The comic strip Shoe by Chris Cassatt and Gary Brookins featured a humorous view on word-of-mouth communications on Monday (View 13 Feb 2006 strip on ucomics.com). Of course, humor is funny because of its underlying truth. In fact, word of mouth is often cited as one the most significant methods of communication in general, and the largest source of new customers for many businesses.
This was proved once again recently by some simple log keeping by a colleague of mine. She studied the reasons that new patients gave for joining her organization’s physician practice. For a one month period in January there were 96 new patients. These patients reported being motivated in this manner:
- Family & Friends (i.e. – Word of Mouth) 50%
- Paid Advertising 20%
- Insurance, Referral from other physicians & Other reasons 30%
The point is clear; word-of-mouth communication is a major influence in generating new customers, at least within a professional practice. Current communication theory divides word of mouth into two parts:
- Organic word of mouth
- Amplified word of mouth
Organic word of mouth is the natural type that occurs over the back fence, while amplified word of mouth is the result of efforts designed to influence, facilitate or heighten individual-to-individual communication. Amplified word-of-mouth tactics are something most small business owners have done naturally for years, but which professional marketers often overlook.
One organization helping marketers refocus on word of mouth is the Word of Mouth Marketing Association (WOMMA).
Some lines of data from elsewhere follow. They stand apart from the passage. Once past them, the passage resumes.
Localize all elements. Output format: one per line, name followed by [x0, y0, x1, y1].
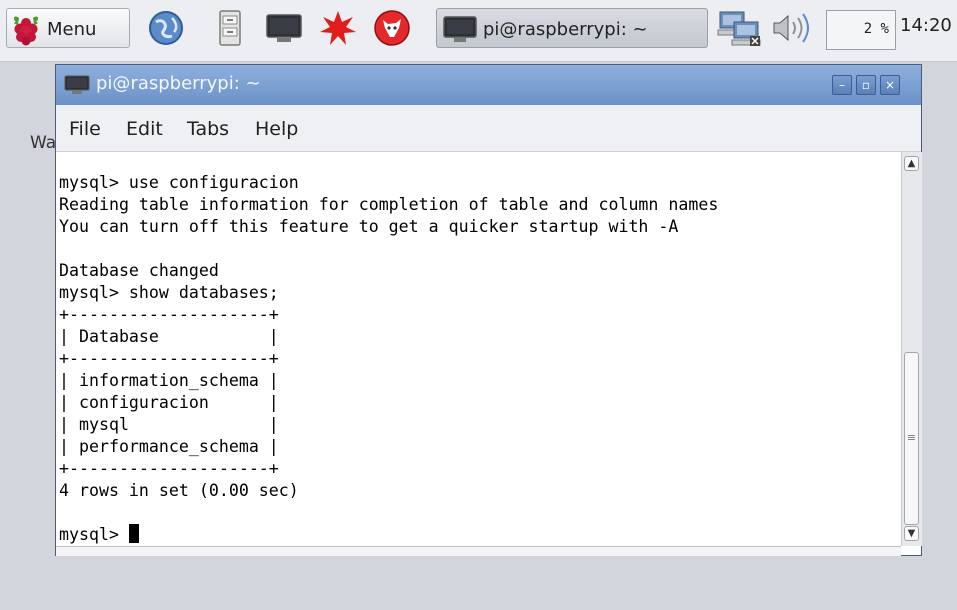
terminal-icon: [264, 8, 304, 48]
terminal-line: +--------------------+: [59, 349, 279, 368]
volume-indicator[interactable]: [768, 8, 820, 48]
terminal-line: Reading table information for completion…: [59, 195, 719, 214]
scroll-thumb[interactable]: ≡: [904, 352, 919, 525]
terminal-line: | configuracion |: [59, 393, 279, 412]
volume-icon: [768, 13, 820, 52]
terminal-line: 4 rows in set (0.00 sec): [59, 481, 299, 500]
network-indicator[interactable]: [716, 8, 764, 48]
menu-button[interactable]: Menu: [6, 8, 130, 48]
raspberry-icon: [10, 12, 42, 50]
grip-icon: ≡: [906, 431, 917, 444]
wolfram-launcher[interactable]: [318, 8, 358, 48]
terminal-line: You can turn off this feature to get a q…: [59, 217, 679, 236]
horizontal-scrollbar[interactable]: [56, 546, 901, 556]
maximize-button[interactable]: ▫: [856, 75, 876, 95]
menu-tabs[interactable]: Tabs: [187, 118, 229, 140]
cpu-monitor[interactable]: 2 %: [826, 10, 896, 50]
terminal-icon: [443, 15, 477, 47]
terminal-line: mysql> use configuracion: [59, 173, 299, 192]
desktop-label: Wa: [30, 133, 57, 153]
maximize-icon: ▫: [861, 78, 871, 92]
terminal-output: mysql> use configuracion Reading table i…: [59, 172, 718, 546]
text-cursor: [128, 524, 139, 543]
menu-file[interactable]: File: [69, 118, 101, 140]
terminal-line: mysql> show databases;: [59, 283, 279, 302]
terminal-line: | information_schema |: [59, 371, 279, 390]
terminal-prompt: mysql>: [59, 525, 129, 544]
terminal-line: | Database |: [59, 327, 279, 346]
terminal-window: pi@raspberrypi: ~ – ▫ × File Edit Tabs H…: [55, 64, 922, 556]
close-button[interactable]: ×: [880, 75, 900, 95]
window-title: pi@raspberrypi: ~: [96, 73, 261, 94]
taskbar-terminal-label: pi@raspberrypi: ~: [483, 19, 648, 40]
clock[interactable]: 14:20: [900, 15, 952, 36]
file-manager-launcher[interactable]: [210, 8, 250, 48]
terminal-area[interactable]: mysql> use configuracion Reading table i…: [56, 152, 901, 546]
wolfram-icon: [318, 8, 358, 48]
menu-edit[interactable]: Edit: [126, 118, 163, 140]
menu-help[interactable]: Help: [255, 118, 298, 140]
chevron-up-icon: ▲: [907, 158, 916, 169]
minimize-button[interactable]: –: [832, 75, 852, 95]
terminal-launcher[interactable]: [264, 8, 304, 48]
top-panel: Menu pi@raspberrypi: ~ 2 % 14:20: [0, 0, 957, 62]
web-browser-icon: [146, 8, 186, 48]
vertical-scrollbar[interactable]: ▲ ≡ ▼: [901, 152, 922, 546]
menu-label: Menu: [47, 19, 97, 40]
taskbar-terminal-button[interactable]: pi@raspberrypi: ~: [436, 8, 708, 48]
terminal-line: +--------------------+: [59, 305, 279, 324]
scroll-down-button[interactable]: ▼: [904, 526, 919, 541]
terminal-icon: [64, 75, 90, 99]
scroll-up-button[interactable]: ▲: [904, 156, 919, 171]
web-browser-launcher[interactable]: [146, 8, 186, 48]
terminal-line: +--------------------+: [59, 459, 279, 478]
minimize-icon: –: [839, 78, 845, 92]
chevron-down-icon: ▼: [907, 528, 916, 539]
terminal-line: Database changed: [59, 261, 219, 280]
window-menubar: File Edit Tabs Help: [56, 105, 921, 152]
terminal-line: | performance_schema |: [59, 437, 279, 456]
file-manager-icon: [210, 8, 250, 48]
cpu-usage-value: 2 %: [863, 21, 889, 37]
close-icon: ×: [884, 78, 896, 92]
network-icon: [716, 11, 764, 52]
terminal-line: | mysql |: [59, 415, 279, 434]
window-titlebar[interactable]: pi@raspberrypi: ~ – ▫ ×: [56, 65, 921, 105]
mathematica-icon: [372, 8, 412, 48]
mathematica-launcher[interactable]: [372, 8, 412, 48]
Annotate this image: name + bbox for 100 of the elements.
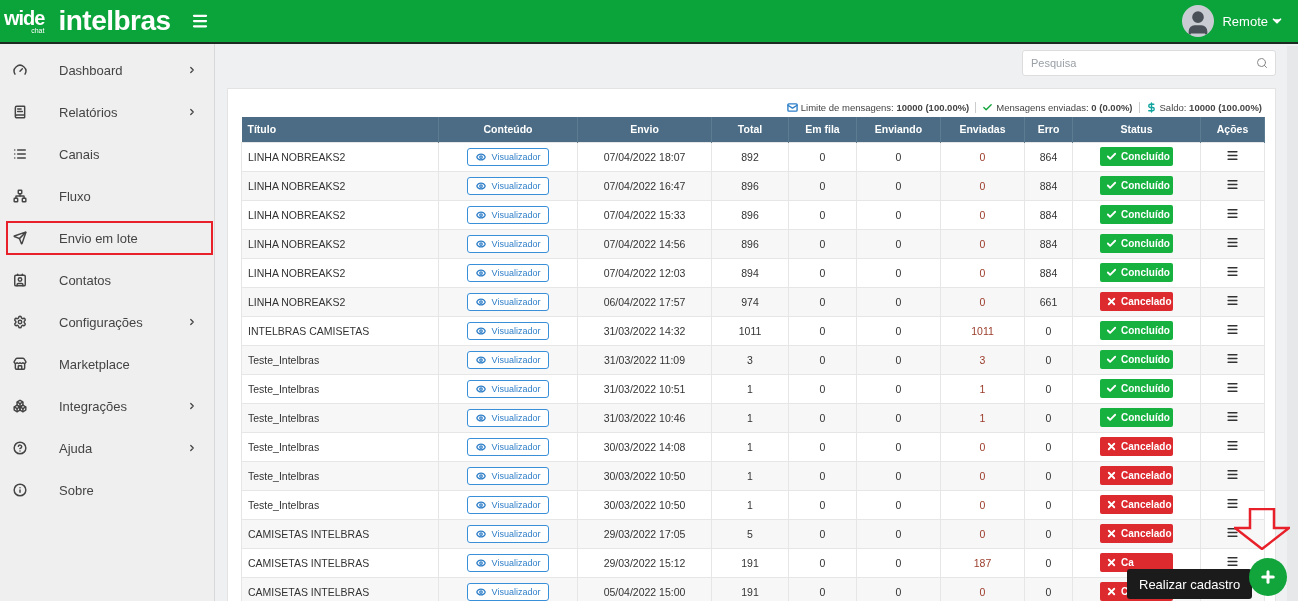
table-cell: 0 bbox=[1024, 548, 1073, 577]
table-cell: 0 bbox=[856, 519, 941, 548]
status-badge: Concluído bbox=[1100, 234, 1173, 253]
table-cell: 30/03/2022 14:08 bbox=[577, 432, 712, 461]
table-cell: 0 bbox=[788, 287, 857, 316]
view-button[interactable]: Visualizador bbox=[466, 408, 550, 427]
table-cell: LINHA NOBREAKS2 bbox=[241, 229, 439, 258]
table-cell: 0 bbox=[856, 374, 941, 403]
sidebar-item[interactable]: Envio em lote bbox=[6, 221, 213, 255]
view-button[interactable]: Visualizador bbox=[466, 437, 550, 456]
sidebar-label: Relatórios bbox=[59, 104, 119, 120]
actions-menu-icon[interactable] bbox=[1226, 323, 1239, 336]
sidebar-item[interactable]: Ajuda bbox=[6, 431, 213, 465]
sidebar-label: Canais bbox=[59, 146, 101, 162]
status-badge: Concluído bbox=[1100, 263, 1173, 282]
close-icon bbox=[1106, 499, 1117, 510]
view-button[interactable]: Visualizador bbox=[466, 147, 550, 166]
eye-icon bbox=[475, 470, 486, 481]
table-cell: 0 bbox=[856, 548, 941, 577]
view-button[interactable]: Visualizador bbox=[466, 379, 550, 398]
actions-menu-icon[interactable] bbox=[1226, 294, 1239, 307]
table-cell: 29/03/2022 15:12 bbox=[577, 548, 712, 577]
table-cell: 31/03/2022 14:32 bbox=[577, 316, 712, 345]
table-cell: LINHA NOBREAKS2 bbox=[241, 258, 439, 287]
actions-menu-icon[interactable] bbox=[1226, 381, 1239, 394]
actions-menu-icon[interactable] bbox=[1226, 526, 1239, 539]
store-icon bbox=[13, 357, 27, 371]
dollar-icon bbox=[1145, 101, 1157, 113]
sidebar-item[interactable]: Dashboard bbox=[6, 53, 213, 87]
eye-icon bbox=[475, 354, 486, 365]
menu-icon[interactable] bbox=[190, 12, 209, 30]
table-cell: Teste_Intelbras bbox=[241, 345, 439, 374]
sidebar-item[interactable]: Marketplace bbox=[6, 347, 213, 381]
view-button[interactable]: Visualizador bbox=[466, 205, 550, 224]
check-icon bbox=[1106, 354, 1117, 365]
table-cell: LINHA NOBREAKS2 bbox=[241, 142, 439, 171]
table-cell: 0 bbox=[856, 345, 941, 374]
table-cell: 1011 bbox=[940, 316, 1025, 345]
view-button[interactable]: Visualizador bbox=[466, 466, 550, 485]
sidebar-item[interactable]: Configurações bbox=[6, 305, 213, 339]
view-button[interactable]: Visualizador bbox=[466, 582, 550, 601]
stat-text: Saldo: 10000 (100.00%) bbox=[1159, 101, 1262, 113]
view-button[interactable]: Visualizador bbox=[466, 292, 550, 311]
view-button[interactable]: Visualizador bbox=[466, 234, 550, 253]
actions-menu-icon[interactable] bbox=[1226, 352, 1239, 365]
sidebar-item[interactable]: Fluxo bbox=[6, 179, 213, 213]
table-cell: 0 bbox=[788, 200, 857, 229]
table-cell: 0 bbox=[856, 200, 941, 229]
close-icon bbox=[1106, 441, 1117, 452]
search-field[interactable]: Pesquisa bbox=[1022, 50, 1276, 76]
column-header: Total bbox=[711, 117, 789, 142]
table-cell: 0 bbox=[788, 432, 857, 461]
view-button[interactable]: Visualizador bbox=[466, 176, 550, 195]
actions-menu-icon[interactable] bbox=[1226, 497, 1239, 510]
user-menu[interactable]: Remote bbox=[1222, 13, 1284, 29]
table-cell: 0 bbox=[788, 171, 857, 200]
actions-menu-icon[interactable] bbox=[1226, 236, 1239, 249]
view-button[interactable]: Visualizador bbox=[466, 495, 550, 514]
view-button[interactable]: Visualizador bbox=[466, 524, 550, 543]
check-icon bbox=[1106, 238, 1117, 249]
check-icon bbox=[1106, 325, 1117, 336]
table-cell: 0 bbox=[788, 374, 857, 403]
sidebar-label: Envio em lote bbox=[59, 230, 139, 246]
actions-menu-icon[interactable] bbox=[1226, 555, 1239, 568]
sidebar-item[interactable]: Contatos bbox=[6, 263, 213, 297]
actions-menu-icon[interactable] bbox=[1226, 439, 1239, 452]
table-cell: 0 bbox=[788, 345, 857, 374]
view-button[interactable]: Visualizador bbox=[466, 263, 550, 282]
table-cell: CAMISETAS INTELBRAS bbox=[241, 577, 439, 601]
actions-menu-icon[interactable] bbox=[1226, 178, 1239, 191]
view-button[interactable]: Visualizador bbox=[466, 553, 550, 572]
status-badge: Concluído bbox=[1100, 205, 1173, 224]
eye-icon bbox=[475, 180, 486, 191]
book-icon bbox=[13, 105, 27, 119]
actions-menu-icon[interactable] bbox=[1226, 468, 1239, 481]
table-cell: 191 bbox=[711, 548, 789, 577]
actions-menu-icon[interactable] bbox=[1226, 410, 1239, 423]
table-cell: 07/04/2022 16:47 bbox=[577, 171, 712, 200]
table-cell: LINHA NOBREAKS2 bbox=[241, 171, 439, 200]
sidebar-item[interactable]: Canais bbox=[6, 137, 213, 171]
table-cell: 0 bbox=[788, 142, 857, 171]
view-button[interactable]: Visualizador bbox=[466, 350, 550, 369]
eye-icon bbox=[475, 267, 486, 278]
table-cell: 1 bbox=[940, 403, 1025, 432]
table-cell: 0 bbox=[856, 432, 941, 461]
sidebar-item[interactable]: Relatórios bbox=[6, 95, 213, 129]
table-cell: 31/03/2022 10:51 bbox=[577, 374, 712, 403]
view-button[interactable]: Visualizador bbox=[466, 321, 550, 340]
table-cell: 974 bbox=[711, 287, 789, 316]
table-cell: 892 bbox=[711, 142, 789, 171]
sidebar-item[interactable]: Sobre bbox=[6, 473, 213, 507]
sidebar-item[interactable]: Integrações bbox=[6, 389, 213, 423]
actions-menu-icon[interactable] bbox=[1226, 207, 1239, 220]
actions-menu-icon[interactable] bbox=[1226, 149, 1239, 162]
table-cell: Teste_Intelbras bbox=[241, 490, 439, 519]
column-header: Em fila bbox=[788, 117, 857, 142]
table-cell: 0 bbox=[788, 316, 857, 345]
table-cell: 30/03/2022 10:50 bbox=[577, 461, 712, 490]
actions-menu-icon[interactable] bbox=[1226, 265, 1239, 278]
table-cell: 0 bbox=[788, 548, 857, 577]
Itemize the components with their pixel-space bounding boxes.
An informative primer entitled “Word of Mouth 101” is available on their web site. Another source of information about word of mouth is Boldmouth.com, a new marketing agency specializing in building word-of-mouth for brands. An interview with CEO Todd Tweedy is available online (MP3, 10.9MB)
Communication theory developing around word of mouth is helping give structure to many recent marketing approaches such as buzz, viral, pyro and 1-on-1 marketing; customer evangelists; and other popular viewpoints. There is also a developing overlap with new media techniques such as blogs and podcasting, as well as with the traditional fields of sales and customer relations.
In light of this, and that research shows that only one eighth of organizations have any type of formal WOM marketing plans, it’s worth taking some time on Thursday to restudy how your organization could — or should — be using word of mouth in your marketing communication efforts.